The earliest that I know of is The Legend of Zelda: A Link to the Past in 1992 on the SNES which required users to solve puzzles in the Light & Dark world to progress. Palette swapping was a common technique in video games as well as the concept of alternate realities. However, most games failed to integrate them these into core gameplay mechanics requiring players to interact simultaneously with parallel realities.

Solution 2:

There are quite a few games with the mechanism you're talking about. I've highlighted a few here, ordered chronologically:

  • The beginning of 1993's Day of the Tentacle lets the player alternate freely between its three protagonists in three different time periods.

  • In that same year, Sony Interactive released Sonic CD. By speeding up for a certain amount of time, Sonic is able to travel the same level at different times: the past, the present, and a good and bad version of the future.

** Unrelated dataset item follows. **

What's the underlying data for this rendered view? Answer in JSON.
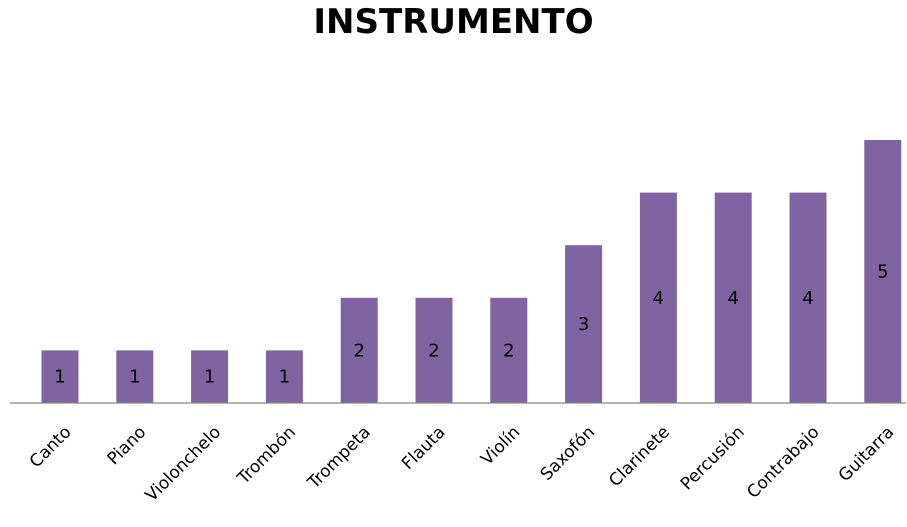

  • Getting close to the specificity of the dimension-shifting ability you are referring to, a game that uses a technique similar to that in Guacamelee, is 1999's Soul Reaver. As the protagonist Raziel, you can switch between the material plane and the immaterial spectral plane, where time flows differently.

  • After searching for what you referenced from Titanfall 2, I don't get why Respawn gets so much praise for their mission 'Effect and Cause', as I have seen that instantaneous time-travelling mechanism a few times before. The less known Singularity, a game released in 2010, has the exact same mechanism at its core. It even included an almost identical time-manipulating device, worn on the left hand.
    I think I have seen this more often, although in most cases purely as a storytelling device, but I can't think of another title at the moment.

Other games that have similar time-manipulation as a core mechanism, include Braid, Prey (2017), Quantum Break, Prince of Persia: The Sands of Time, Blinx, and Life is Strange. (For more games, check out these lists on Steam, Wikipedia, or TVTropes.)

The first game to use a time travel mechanic as listed by this Wikipedia article, is 1980's appropriately named Time Traveler, a text adventure that has the player travel to different times in the past, but this might not fit your description, as it doesn't involve interactive shifting to solve puzzles.

In that same looser interpretation, the entire idea of being able to save your game is a variation on this theme. That concept alone could account for the development of time-manipulation as part of a game's in-universe gameplay, and as a possible 'origin'.